Black Canary for her part serves as the audience and reader.  It's nice that Mishkin continued to include her after the adventures of the past two months, and Beachum makes her look terrific, but really, Dinah could have been replaced by any League member and the story wouldn't have changed.

1 comment:

  1. This is one of my favourite WW preCrisis issyer and I'll tell you why - at a time when most DC books were preparing themselves for COIE and its ramifications WW was still putting out superb stuff wuth long running story lines such as here where Diana debates whether to tell Steve hdr secret identity ( which she almost came close to destroying altogether in issue 300 which you reviewed on your Sandman blog).

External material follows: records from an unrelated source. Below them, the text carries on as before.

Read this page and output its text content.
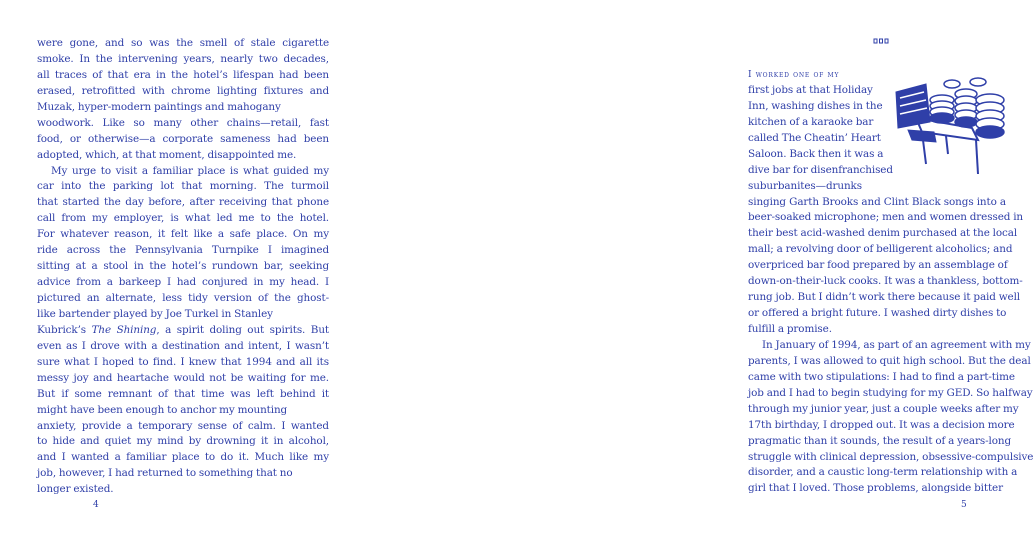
were gone, and so was the smell of stale cigarette
smoke. In the intervening years, nearly two decades,
all traces of that era in the hotel’s lifespan had been
erased, retrofitted with chrome lighting fixtures and
Muzak, hyper-modern paintings and mahogany
woodwork. Like so many other chains—retail, fast
food, or otherwise—a corporate sameness had been
adopted, which, at that moment, disappointed me.
My urge to visit a familiar place is what guided my
car into the parking lot that morning. The turmoil
that started the day before, after receiving that phone
call from my employer, is what led me to the hotel.
For whatever reason, it felt like a safe place. On my
ride across the Pennsylvania Turnpike I imagined
sitting at a stool in the hotel’s rundown bar, seeking
advice from a barkeep I had conjured in my head. I
pictured an alternate, less tidy version of the ghost-
like bartender played by Joe Turkel in Stanley
Kubrick’s The Shining, a spirit doling out spirits. But
even as I drove with a destination and intent, I wasn’t
sure what I hoped to find. I knew that 1994 and all its
messy joy and heartache would not be waiting for me.
But if some remnant of that time was left behind it
might have been enough to anchor my mounting
anxiety, provide a temporary sense of calm. I wanted
to hide and quiet my mind by drowning it in alcohol,
and I wanted a familiar place to do it. Much like my
job, however, I had returned to something that no
longer existed.
4
I worked one of my
first jobs at that Holiday
Inn, washing dishes in the
kitchen of a karaoke bar
called The Cheatin’ Heart
Saloon. Back then it was a
dive bar for disenfranchised
suburbanites—drunks
singing Garth Brooks and Clint Black songs into a
beer-soaked microphone; men and women dressed in
their best acid-washed denim purchased at the local
mall; a revolving door of belligerent alcoholics; and
overpriced bar food prepared by an assemblage of
down-on-their-luck cooks. It was a thankless, bottom-
rung job. But I didn’t work there because it paid well
or offered a bright future. I washed dirty dishes to
fulfill a promise.
In January of 1994, as part of an agreement with my
parents, I was allowed to quit high school. But the deal
came with two stipulations: I had to find a part-time
job and I had to begin studying for my GED. So halfway
through my junior year, just a couple weeks after my
17th birthday, I dropped out. It was a decision more
pragmatic than it sounds, the result of a years-long
struggle with clinical depression, obsessive-compulsive
disorder, and a caustic long-term relationship with a
girl that I loved. Those problems, alongside bitter
5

    Yes there was a WW before Diana! We saw her in issues 301 and 302 of this title. And the lost Amazon tale Diana mentioned here wSas evocative of the sub plot involving the South American Amazons we already knew of. This issue might look like a filler but it beautifully illustrated the myriad sub plots that made this early 80s WW so entertaining.
    But speaking of superb illustration. ..Mark Beachum's art here is lovely. I first noticed him on a three part Huntress back up he did in WW and immediately wrote in to DC demanding he start drawing WW. I didn't get it published!
    His finely structured panels are eye pleasingly perfect. Do check out his Huntress work. Whatever became of him?!?